At this moment in early October, Congress is locked in negotiations over the biggest-ever boost in federal funding to fight climate change. But this morning’s meeting isn’t about legislation in the House of Representatives. It’s about three visitors perched atop the chamber’s roof, backlit by the Capitol Dome’s soft gold glow.
“Will you look at that, House Sparrows sitting on the people’s House!” exclaims Tykee James, the government affairs coordinator for National Audubon Society, eliciting a muffled chuckle from the dozen legislative aides and interns assembled.

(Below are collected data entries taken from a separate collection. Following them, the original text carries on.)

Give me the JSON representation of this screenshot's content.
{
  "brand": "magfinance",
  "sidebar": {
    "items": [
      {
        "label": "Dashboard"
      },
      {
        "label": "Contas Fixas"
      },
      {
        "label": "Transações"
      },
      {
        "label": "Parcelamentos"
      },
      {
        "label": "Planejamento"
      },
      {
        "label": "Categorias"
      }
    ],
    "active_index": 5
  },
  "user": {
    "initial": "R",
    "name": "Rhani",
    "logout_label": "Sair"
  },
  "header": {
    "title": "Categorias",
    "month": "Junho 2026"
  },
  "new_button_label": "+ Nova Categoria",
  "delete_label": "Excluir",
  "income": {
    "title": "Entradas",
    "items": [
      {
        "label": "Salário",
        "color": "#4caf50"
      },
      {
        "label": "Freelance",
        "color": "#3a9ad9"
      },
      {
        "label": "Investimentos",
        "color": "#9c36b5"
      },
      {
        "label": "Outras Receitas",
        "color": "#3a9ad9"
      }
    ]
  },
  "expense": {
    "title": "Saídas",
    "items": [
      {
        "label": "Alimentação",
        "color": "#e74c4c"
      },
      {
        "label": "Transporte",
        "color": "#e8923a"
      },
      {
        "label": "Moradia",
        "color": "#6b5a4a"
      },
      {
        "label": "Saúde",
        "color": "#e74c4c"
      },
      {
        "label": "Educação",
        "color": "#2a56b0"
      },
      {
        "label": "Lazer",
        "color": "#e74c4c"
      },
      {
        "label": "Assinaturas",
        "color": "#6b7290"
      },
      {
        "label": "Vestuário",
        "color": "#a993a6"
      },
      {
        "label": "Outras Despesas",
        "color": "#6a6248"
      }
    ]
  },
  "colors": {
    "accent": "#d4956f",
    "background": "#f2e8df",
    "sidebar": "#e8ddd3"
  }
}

James often makes dad jokes as icebreakers on the bird walks he leads monthly for staffers from both Congressional chambers and political parties. He started the walks in 2019 as a way to forge connections with lawmakers and their staff who might work on bird-related legislation. But the coronavirus pandemic, and then Capitol Hill security concerns (when much of the National Mall was fenced off following the Jan. 6 riot), put the bird walks on a yearlong hiatus. Now the walks are back, and James says they serve another purpose: building common ground in a place that is perhaps more partisan now than it’s ever been.
“If you take down the political barriers and you just bird a little bit, if you calm down, smell the flowers, and look for some feathers, then I think that you can genuinely find where people are coming from and that gives you a better opportunity to find where you can meet in the middle,” he says.
On this crisp October morning, James explicitly avoids talking politics: “I do no kind of lobbying on these walks.” Instead, he gives pointers on using binoculars, fields questions about the difference between male and female House Sparrows, and mimics the different caws of Fish Crows and American Crows.
It’s all part of a strategy.
“It’s not about me being an expert, it’s about me trying to find ways to connect people with the excitement of it all,” he says. “Being present for moments like this makes you feel connected to birds and to their issues.”
Congressman Lowenthal is no stranger to bird policy. He (a California Democrat) joined with Rep. Brian Fitzpatrick (a Pennsylvania Republican) to coauthor the Migratory Bird Protection Act that’s being considered in the 117th Congress. The Act would permanently codify protections for migratory birds that were rolled back during the Trump Administration (but recently reinstated by President Biden). Reps. Lowenthal and Fitzpatrick have also reintroduced legislation calling for the U.S. to join the Agreement on the Conservation of Albatrosses and Petrels, a conservation treaty that covers 31 species of seabirds.
But this is Lowenthal’s “first bird walk,” he says, and he is genuinely surprised when James tells him that American Robins aren’t actually robins at all, but a type of thrush.
“Where are the robins, then?” Lowenthal asks.
“They are in Europe,” James says.
To Lowenthal, participating in a bird walk is a means to escape the grind of the Capitol, where later in the day he will pay his respects to victims of the Covid-19 pandemic at a ceremony near the Washington Monument before returning to the House chamber for more debate on spending bills.